Last April 2011 the Kepler Mission Team published a paper describing 1235 new planet candidates (Borucki et al., 2011). They argue that 56 of those where in the habitable zone (HZ). However, after some analysis with the data for our Habitable Exoplanet Catalog we only found that only 39 are in fact in the HZ. A closer inspections of the paper shows that they intended to use the correct equilibrium temperature range of 183 K to 307 K as a thermal range for the HZ (although these also depend on the star's temperature), but they used a different interpretation for their Table 5 where they listed 56 candidates in the HZ. It appears from Table 5 that it was assumed that the equilibrium temperature of their candidates had to be in the range of 239 K (273 K - 34 K, greenhouse?) to 373 K (boiling point of water) for a planet to be in the HZ, but this is a mix of surface and equilibrium temperatures.

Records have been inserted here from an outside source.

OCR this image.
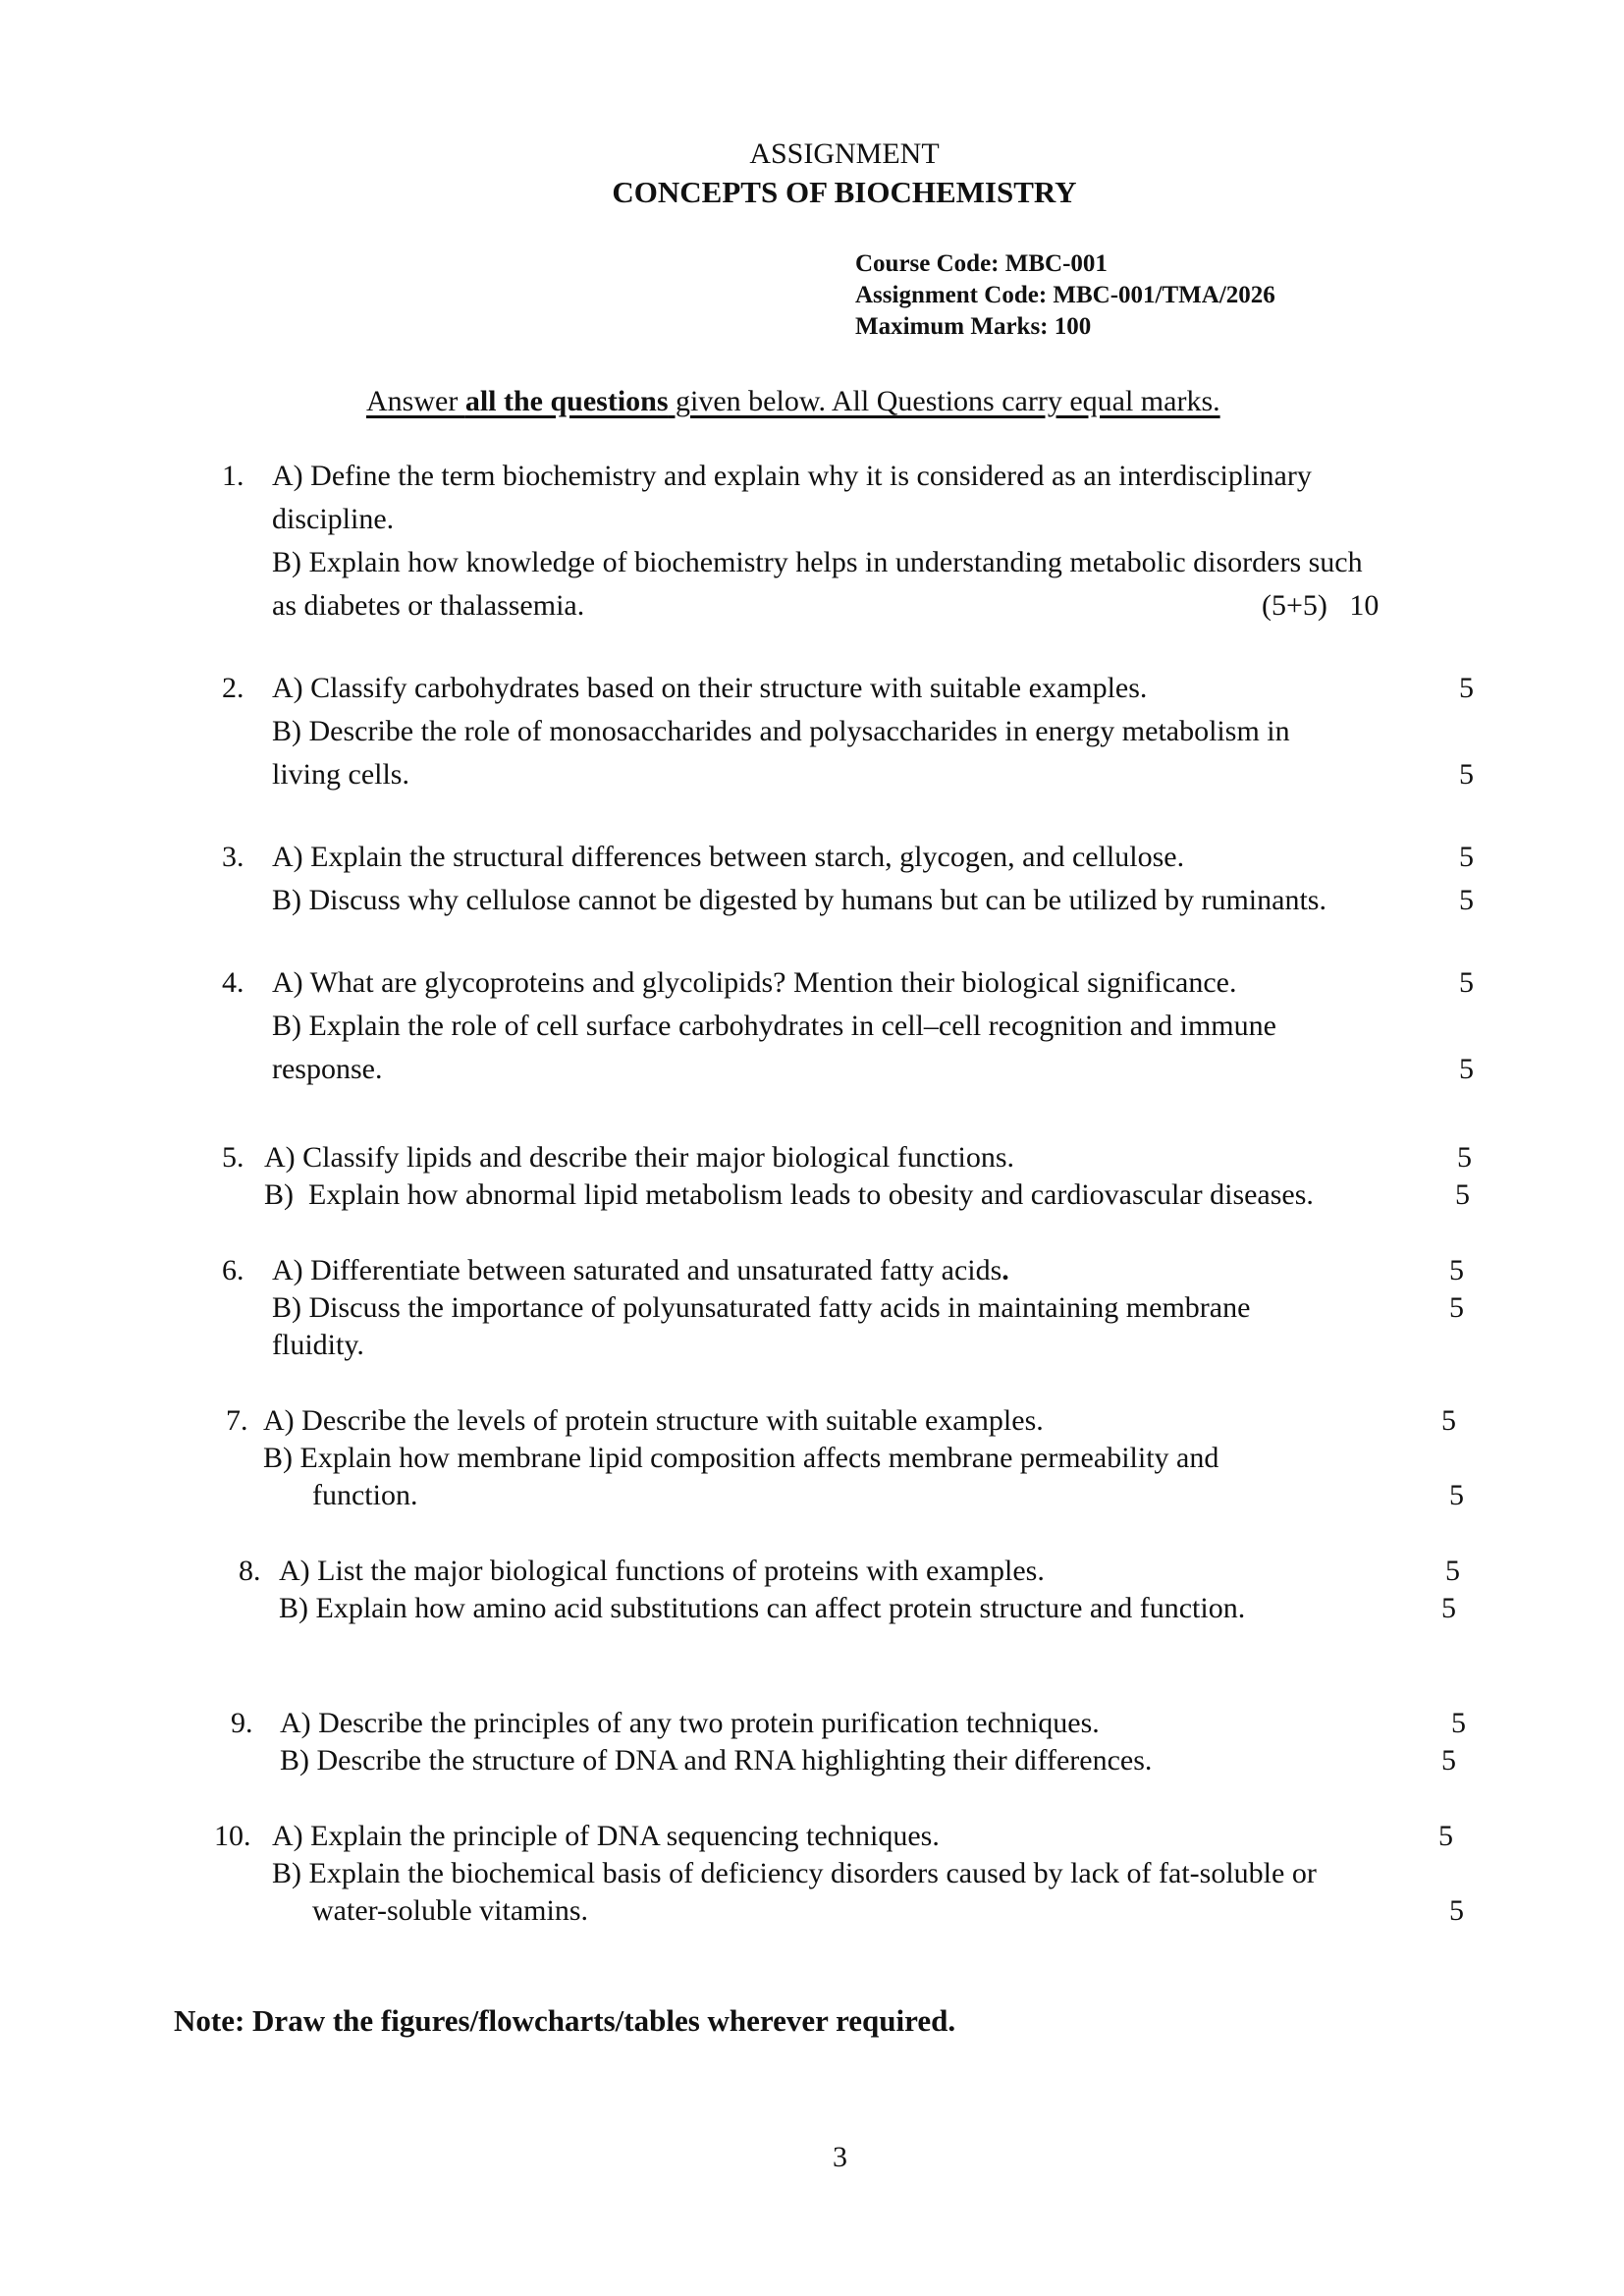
ASSIGNMENT
CONCEPTS OF BIOCHEMISTRY
Course Code: MBC-001
Assignment Code: MBC-001/TMA/2026
Maximum Marks: 100
Answer all the questions given below. All Questions carry equal marks.
1. A) Define the term biochemistry and explain why it is considered as an interdisciplinary
discipline.
B) Explain how knowledge of biochemistry helps in understanding metabolic disorders such
as diabetes or thalassemia.	(5+5)   10
2. A) Classify carbohydrates based on their structure with suitable examples.	5
B) Describe the role of monosaccharides and polysaccharides in energy metabolism in
living cells.	5
3. A) Explain the structural differences between starch, glycogen, and cellulose.	5
B) Discuss why cellulose cannot be digested by humans but can be utilized by ruminants.	5
4. A) What are glycoproteins and glycolipids? Mention their biological significance.	5
B) Explain the role of cell surface carbohydrates in cell–cell recognition and immune
response.	5
5. A) Classify lipids and describe their major biological functions.	5
B)  Explain how abnormal lipid metabolism leads to obesity and cardiovascular diseases.	5
6. A) Differentiate between saturated and unsaturated fatty acids.	5
B) Discuss the importance of polyunsaturated fatty acids in maintaining membrane	5
fluidity.
7. A) Describe the levels of protein structure with suitable examples.	5
B) Explain how membrane lipid composition affects membrane permeability and
function.	5
8. A) List the major biological functions of proteins with examples.	5
B) Explain how amino acid substitutions can affect protein structure and function.	5
9. A) Describe the principles of any two protein purification techniques.	5
B) Describe the structure of DNA and RNA highlighting their differences.	5
10. A) Explain the principle of DNA sequencing techniques.	5
B) Explain the biochemical basis of deficiency disorders caused by lack of fat-soluble or
water-soluble vitamins.	5
Note: Draw the figures/flowcharts/tables wherever required.
3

Planets closer to their star will reach a point where the evaporation of water will cause further warming and a runaway greenhouse effect. This mainly depends on the flux of the star but a temperature of 307 K can be used as a reference limit for an Earth-like planet on a Sun-like star. This value is much lower than the boiling point of water because after this limit a runaway effect will increase it to such and not allowing a gradual process. Planets farther from the star will experience at some point extensive ice regions that will cause a runaway glaciation due to an increase of albedo. This will generally happen for equilibrium temperatures close to 183 K. The boundaries of the HZ does not happen at exactly the point where the equilibrium temperature matches the liquid water temperature range. Using temperatures to define the limits of the HZ is simpler for calculations, but it can be confused with surface temperatures or the temperature range for liquid water. In any case, the HZ is not simply calculated as the region where the equilibrium temperature is in the liquid water range.
Here we calculated the HZ for the published 1235 Kepler candidates (Figure 1). We used the Habitable Zone Distance (HZD) metric to visualize how those rank with the HZ. We also created a mass vs HZD plot of the Kepler candidates (using a mass-radius relationship) so they can be compared with the current list of confirmed exoplanets from the EPE (Figure 2 and 3). Only 39 Kepler planet candidates fall within the HZ defined for planets with maximum greenhouse and 50% cloud cover. This is a 30% reduction to the original 56 candidates, but an insignificant change with many more candidates that will be announced. Also, an interesting study by Muirhead et al. (2011) suggests a re-calibration of radii and effective temperatures of several Kepler candidates and yields six new Earth-sized candidates within the HZ. We will check on this issue in a later post.
Figure 1. Radius vs Habitable Zone Distance (HZD) for the 1235 Kepler planet candidates in 997 stellar systems of Borucki et. al., 2011. There are 1193 in the Hot Zone, 39 in the Habitable Zone, and only 2 in the Cold Zone. Not all planets shown within the scale.
Figure 2. Mass vs Habitable Zone Distance (HZD) for the 1235 Kepler planet candidates in 997 stellar systems of Borucki et. al., 2011. Mass was estimated from a mass-radius relationship for the Solar System. There are 1193 in the Hot Zone, 39 in the Habitable Zone, and only 2 in the Cold Zone. Not all planets shown within the scale.
Figure 3. Mass vs Habitable Zone Distance (HZD) for 684 confirmed exoplanets in 562 stellar systems. Minimum mass was used. There are 294 in the Hot Zone, 82 in the Habitable Zone, and 52 in the Cold Zone. Not all planets shown within the scale.